Our Portfolio

Johns Hopkins University

Jeffrey Rothstein, MD, PhD | MD

Johns Hopkins University

Jeffrey Rothstein, MD, PhD | MD

Mitigating TDP-43 loss of function and disease initiation in FTD thru repair of the Nuclear Pore and CHMP7/ESCRT3 dysfunction.

Studies now support a central role for disruptions in the nuclear transport machinery, including nuclear pore complexes (NPC) and nucleocytoplasmic transport (NCT) as being causative or contributing to C9orf72 FTD/ALS pathogenesis. Alterations to the NPC are the critical initiating event that begins the cascade of cellular downstream injury, including loss of nuclear TDP-43 function and neuronal death. Altered NCT may be a primary and early pathological feature of TDP-43-associated neurodegenerative disease. The cause of this upstream pathogenic process is the aberrant neuronal nuclear localization of CHMP7 which initiates the injury to the NPC. Inhibition of CHMP7, by antisense oligonucleotides (ASO), mitigates this upstream injury and normalizes NCT and TDP-43 function. As defects in NPC and TDP-43 are common in C9orf72 FTD/ALS, prevention of this injury has high therapeutic potential. We have developed several highly specific and potent CHMP7 ASOs that appear to mitigate this sporadic and familial ALS pathophysiological cascade.
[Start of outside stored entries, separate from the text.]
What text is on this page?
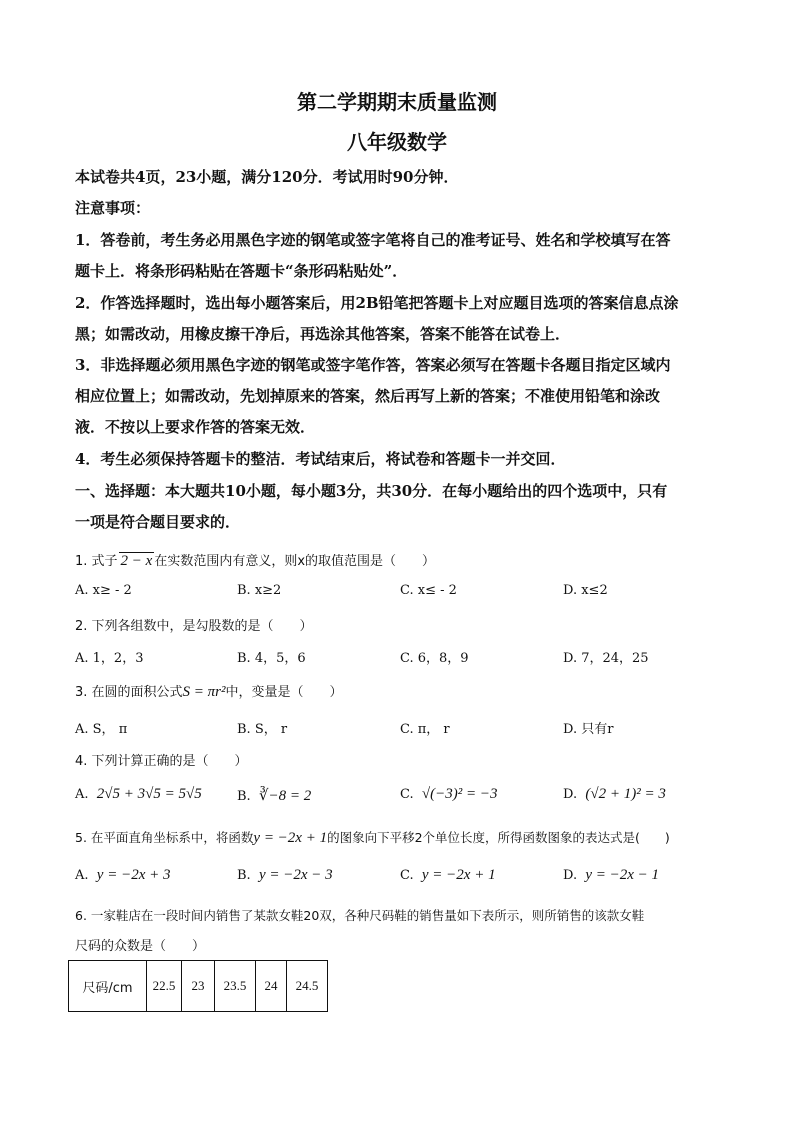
第二学期期末质量监测
八年级数学
本试卷共4页，23小题，满分120分．考试用时90分钟．
注意事项：
1．答卷前，考生务必用黑色字迹的钢笔或签字笔将自己的准考证号、姓名和学校填写在答
题卡上．将条形码粘贴在答题卡“条形码粘贴处”．
2．作答选择题时，选出每小题答案后，用2B铅笔把答题卡上对应题目选项的答案信息点涂
黑；如需改动，用橡皮擦干净后，再选涂其他答案，答案不能答在试卷上．
3．非选择题必须用黑色字迹的钢笔或签字笔作答，答案必须写在答题卡各题目指定区域内
相应位置上；如需改动，先划掉原来的答案，然后再写上新的答案；不准使用铅笔和涂改
液．不按以上要求作答的答案无效．
4．考生必须保持答题卡的整洁．考试结束后，将试卷和答题卡一并交回．
一、选择题：本大题共10小题，每小题3分，共30分．在每小题给出的四个选项中，只有
一项是符合题目要求的．
1. 式子 2 − x 在实数范围内有意义，则x的取值范围是（　　）
A. x≥ - 2	B. x≥2	C. x≤ - 2	D. x≤2
2. 下列各组数中，是勾股数的是（　　）
A. 1，2，3	B. 4，5，6	C. 6，8，9	D. 7，24，25
3. 在圆的面积公式S = πr²中，变量是（　　）
A. S， π	B. S， r	C. π， r	D. 只有r
4. 下列计算正确的是（　　）
A. 2√5 + 3√5 = 5√5	B. ∛−8 = 2	C. √(−3)² = −3	D. (√2 + 1)² = 3
5. 在平面直角坐标系中，将函数y = −2x + 1的图象向下平移2个单位长度，所得函数图象的表达式是(　　)
A. y = −2x + 3	B. y = −2x − 3	C. y = −2x + 1	D. y = −2x − 1
6. 一家鞋店在一段时间内销售了某款女鞋20双，各种尺码鞋的销售量如下表所示，则所销售的该款女鞋
尺码的众数是（　　）
尺码/cm	22.5	23	23.5	24	24.5
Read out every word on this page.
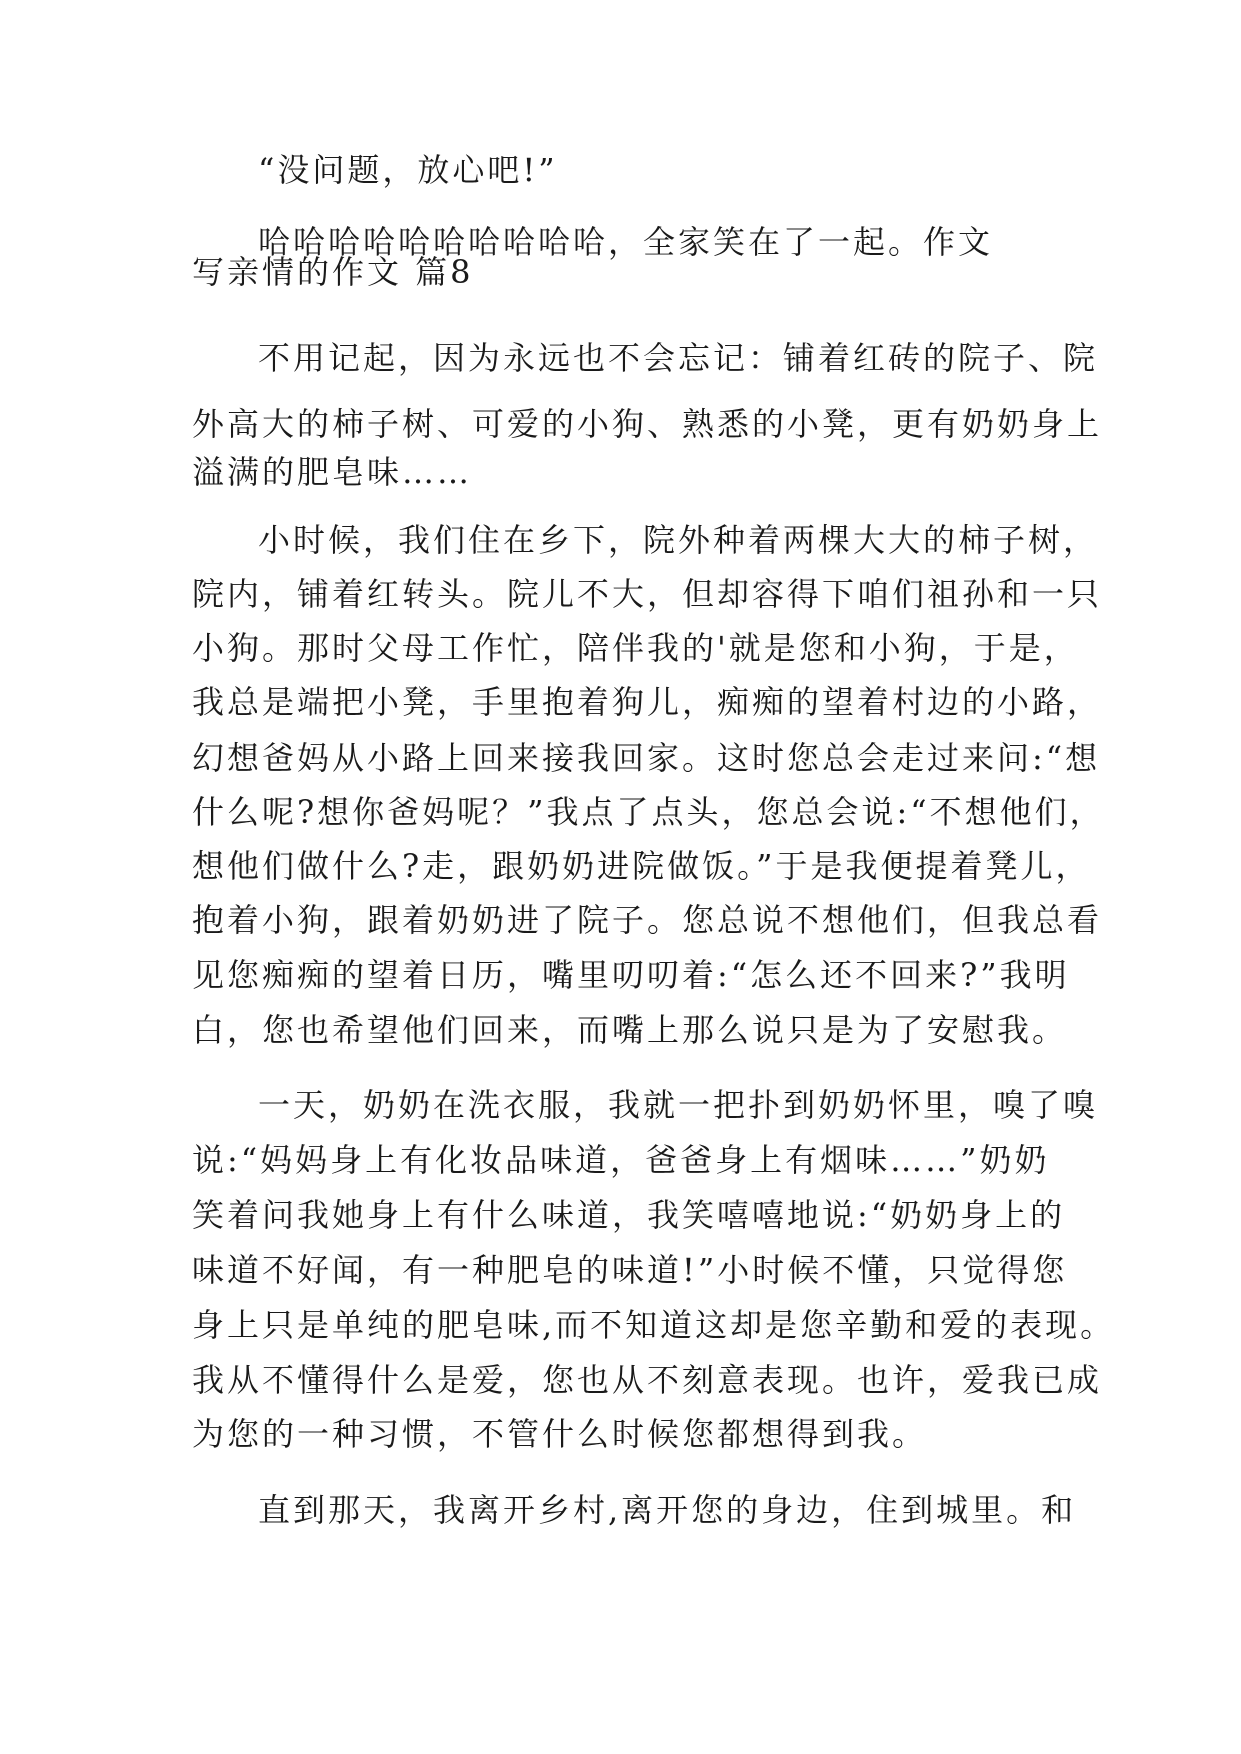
“没问题，放心吧!”
哈哈哈哈哈哈哈哈哈哈，全家笑在了一起。作文
写亲情的作文 篇8
不用记起，因为永远也不会忘记：铺着红砖的院子、院
外高大的柿子树、可爱的小狗、熟悉的小凳，更有奶奶身上
溢满的肥皂味……
小时候，我们住在乡下，院外种着两棵大大的柿子树，
院内，铺着红转头。院儿不大，但却容得下咱们祖孙和一只
小狗。那时父母工作忙，陪伴我的'就是您和小狗，于是，
我总是端把小凳，手里抱着狗儿，痴痴的望着村边的小路，
幻想爸妈从小路上回来接我回家。这时您总会走过来问:“想
什么呢?想你爸妈呢？”我点了点头，您总会说:“不想他们，
想他们做什么?走，跟奶奶进院做饭。”于是我便提着凳儿，
抱着小狗，跟着奶奶进了院子。您总说不想他们，但我总看
见您痴痴的望着日历，嘴里叨叨着:“怎么还不回来?”我明
白，您也希望他们回来，而嘴上那么说只是为了安慰我。
一天，奶奶在洗衣服，我就一把扑到奶奶怀里，嗅了嗅
说:“妈妈身上有化妆品味道，爸爸身上有烟味……”奶奶
笑着问我她身上有什么味道，我笑嘻嘻地说:“奶奶身上的
味道不好闻，有一种肥皂的味道!”小时候不懂，只觉得您
身上只是单纯的肥皂味,而不知道这却是您辛勤和爱的表现。
我从不懂得什么是爱，您也从不刻意表现。也许，爱我已成
为您的一种习惯，不管什么时候您都想得到我。
直到那天，我离开乡村,离开您的身边，住到城里。和
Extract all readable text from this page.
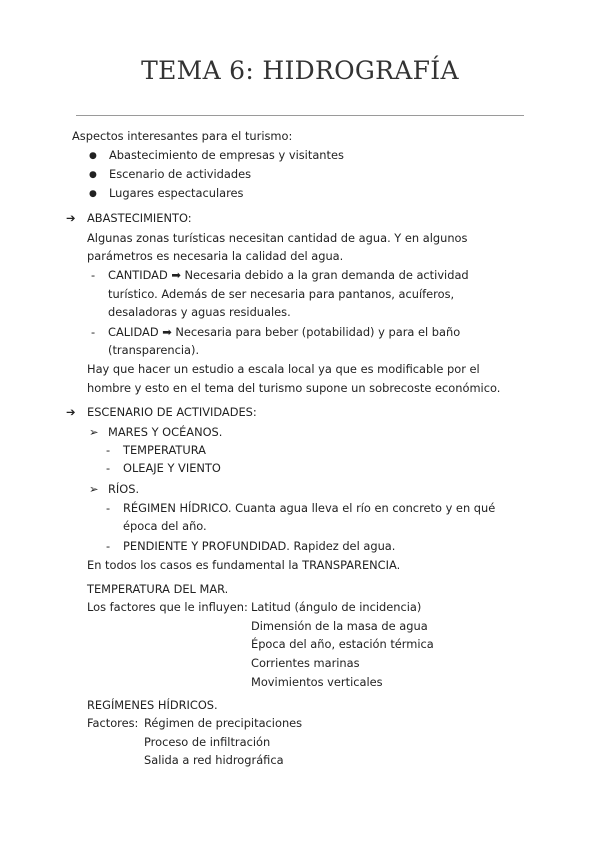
TEMA 6: HIDROGRAFÍA
Aspectos interesantes para el turismo:
● Abastecimiento de empresas y visitantes
● Escenario de actividades
● Lugares espectaculares
➔ ABASTECIMIENTO:
Algunas zonas turísticas necesitan cantidad de agua. Y en algunos
parámetros es necesaria la calidad del agua.
- CANTIDAD ➡ Necesaria debido a la gran demanda de actividad
turístico. Además de ser necesaria para pantanos, acuíferos,
desaladoras y aguas residuales.
- CALIDAD ➡ Necesaria para beber (potabilidad) y para el baño
(transparencia).
Hay que hacer un estudio a escala local ya que es modificable por el
hombre y esto en el tema del turismo supone un sobrecoste económico.
➔ ESCENARIO DE ACTIVIDADES:
➢ MARES Y OCÉANOS.
- TEMPERATURA
- OLEAJE Y VIENTO
➢ RÍOS.
- RÉGIMEN HÍDRICO. Cuanta agua lleva el río en concreto y en qué
época del año.
- PENDIENTE Y PROFUNDIDAD. Rapidez del agua.
En todos los casos es fundamental la TRANSPARENCIA.
TEMPERATURA DEL MAR.
Los factores que le influyen: Latitud (ángulo de incidencia)
Dimensión de la masa de agua
Época del año, estación térmica
Corrientes marinas
Movimientos verticales
REGÍMENES HÍDRICOS.
Factores: Régimen de precipitaciones
Proceso de infiltración
Salida a red hidrográfica
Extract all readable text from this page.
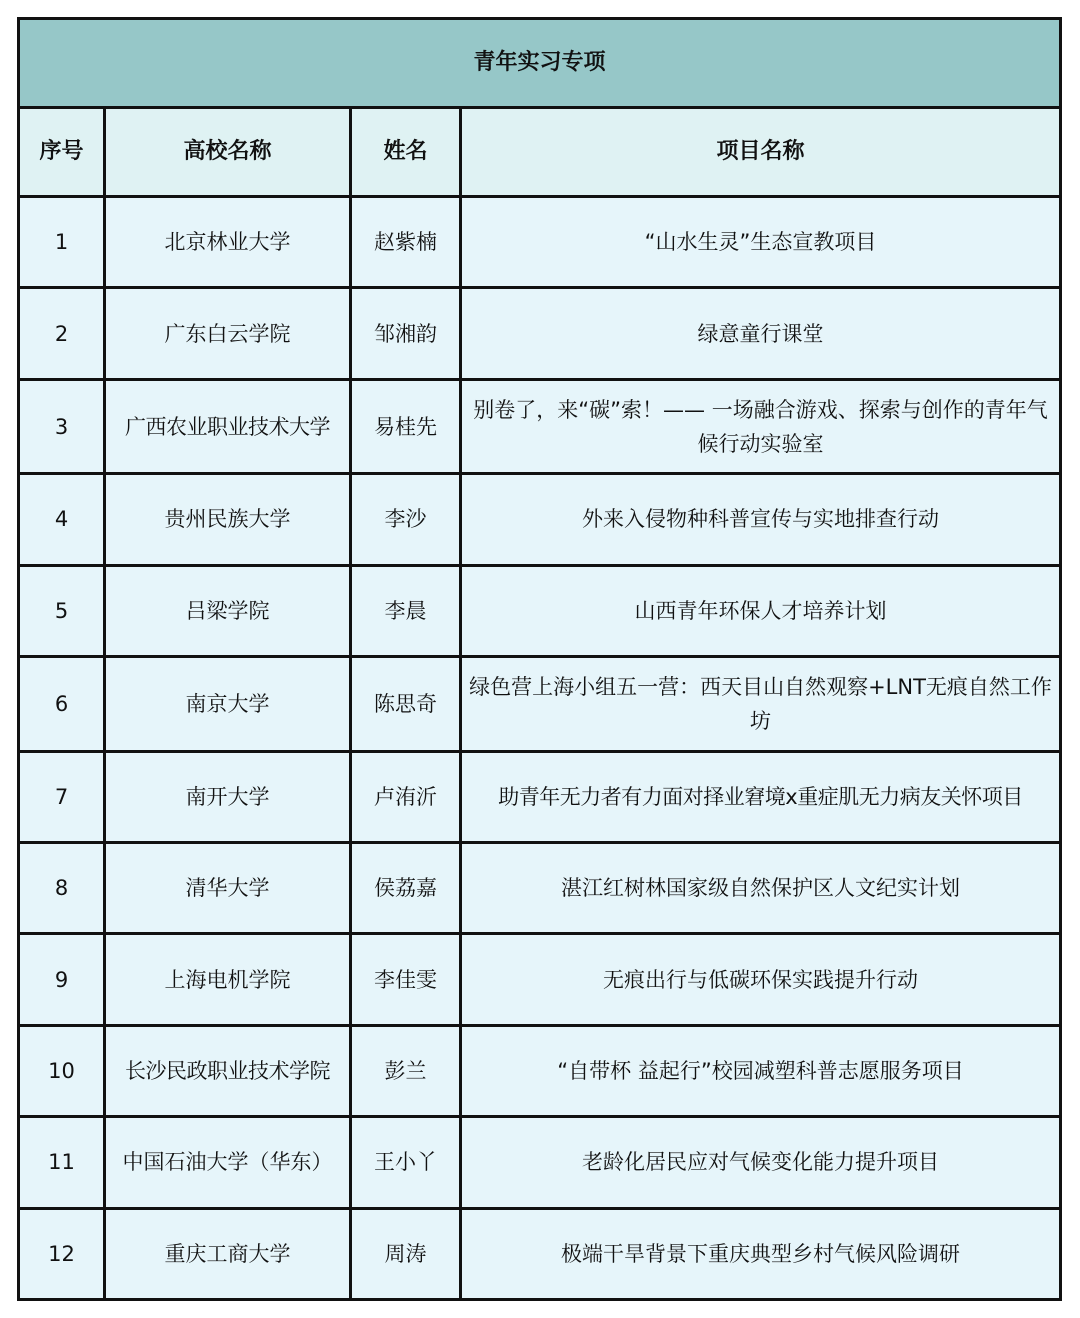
青年实习专项			
序号	高校名称	姓名	项目名称
1	北京林业大学	赵紫楠	“山水生灵”生态宣教项目
2	广东白云学院	邹湘韵	绿意童行课堂
3	广西农业职业技术大学	易桂先	别卷了，来“碳”索！—— 一场融合游戏、探索与创作的青年气候行动实验室
4	贵州民族大学	李沙	外来入侵物种科普宣传与实地排查行动
5	吕梁学院	李晨	山西青年环保人才培养计划
6	南京大学	陈思奇	绿色营上海小组五一营：西天目山自然观察+LNT无痕自然工作坊
7	南开大学	卢洧沂	助青年无力者有力面对择业窘境x重症肌无力病友关怀项目
8	清华大学	侯荔嘉	湛江红树林国家级自然保护区人文纪实计划
9	上海电机学院	李佳雯	无痕出行与低碳环保实践提升行动
10	长沙民政职业技术学院	彭兰	“自带杯 益起行”校园减塑科普志愿服务项目
11	中国石油大学（华东）	王小丫	老龄化居民应对气候变化能力提升项目
12	重庆工商大学	周涛	极端干旱背景下重庆典型乡村气候风险调研
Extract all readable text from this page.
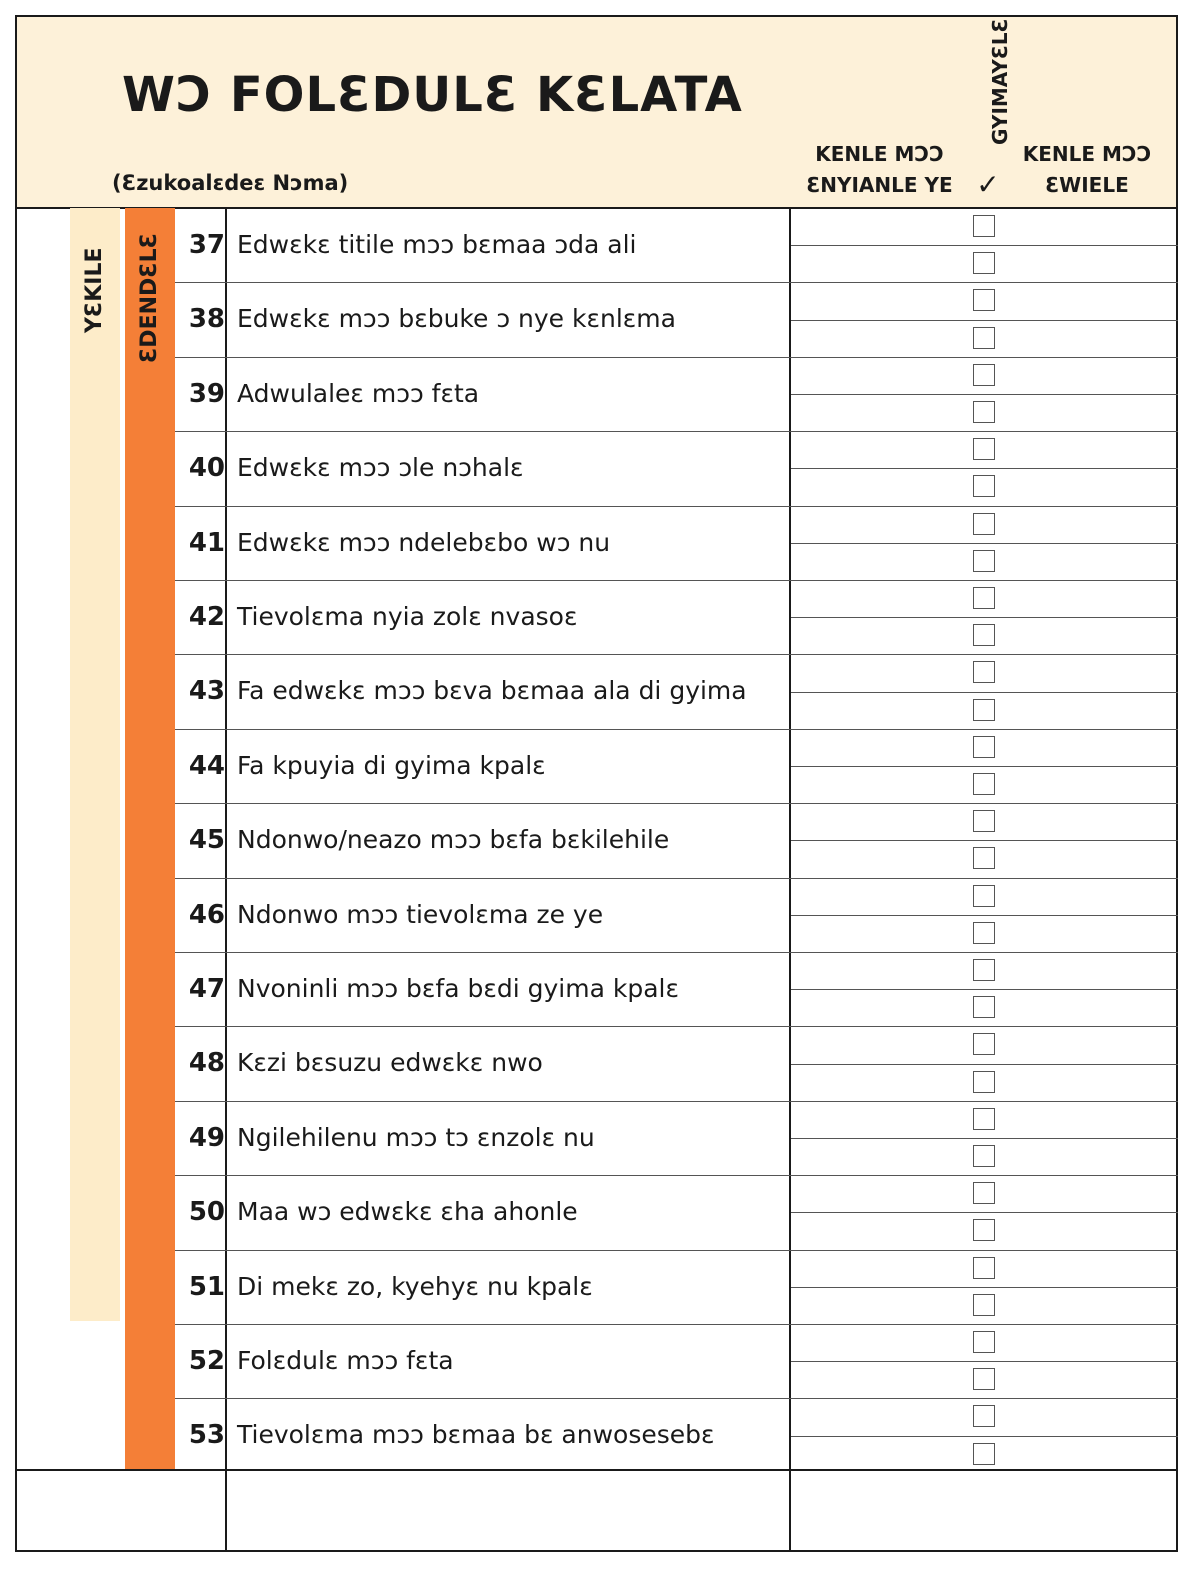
WƆ FOLƐDULƐ KƐLATA
(Ɛzukoalɛdeɛ Nɔma)
KENLE MƆƆ
ƐNYIANLE YE
GYIMAYƐLƐ
✓
KENLE MƆƆ
ƐWIELE
YƐKILE	ƐDENDƐLƐ	37 Edwɛkɛ titile mɔɔ bɛmaa ɔda ali
38 Edwɛkɛ mɔɔ bɛbuke ɔ nye kɛnlɛma
39 Adwulaleɛ mɔɔ fɛta
40 Edwɛkɛ mɔɔ ɔle nɔhalɛ
41 Edwɛkɛ mɔɔ ndelebɛbo wɔ nu
42 Tievolɛma nyia zolɛ nvasoɛ
43 Fa edwɛkɛ mɔɔ bɛva bɛmaa ala di gyima
44 Fa kpuyia di gyima kpalɛ
45 Ndonwo/neazo mɔɔ bɛfa bɛkilehile
46 Ndonwo mɔɔ tievolɛma ze ye
47 Nvoninli mɔɔ bɛfa bɛdi gyima kpalɛ
48 Kɛzi bɛsuzu edwɛkɛ nwo
49 Ngilehilenu mɔɔ tɔ ɛnzolɛ nu
50 Maa wɔ edwɛkɛ ɛha ahonle
51 Di mekɛ zo, kyehyɛ nu kpalɛ
52 Folɛdulɛ mɔɔ fɛta
53 Tievolɛma mɔɔ bɛmaa bɛ anwosesebɛ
The objective of this proposal is to demonstrate that a specific CHMP7 ASO candidate can effectively lower CHMP7 protein in individual C9orf72 FTD/ALS and sporadic FTD patient iPSC lines and demonstrate that this not only repairs the NPC, but alleviates downstream TDP-43 loss of function, is non-toxic, has no adverse effects on cellular pathways that rely on ESCRT-III machinery, and prevents neuronal sensitivity to stressors. The goals of this proposal are to 1. Use a panel of well-characterized iPSC lines to validate the specificity and efficacy of human CHMP7 ASOs in reducing CHMP7 and the implications for disease pathophysiology and overall cellular health and eventually 2. Determine the safety of chronic administration and knockdown of CHMP7 in humanized CHMP-7 rodents employing specific CHMP7 ASOs. Collectively, these studies will define the efficacy of CHMP7 and provide the necessary data to move this ASO toward human trial in C9orf72 FTD patients.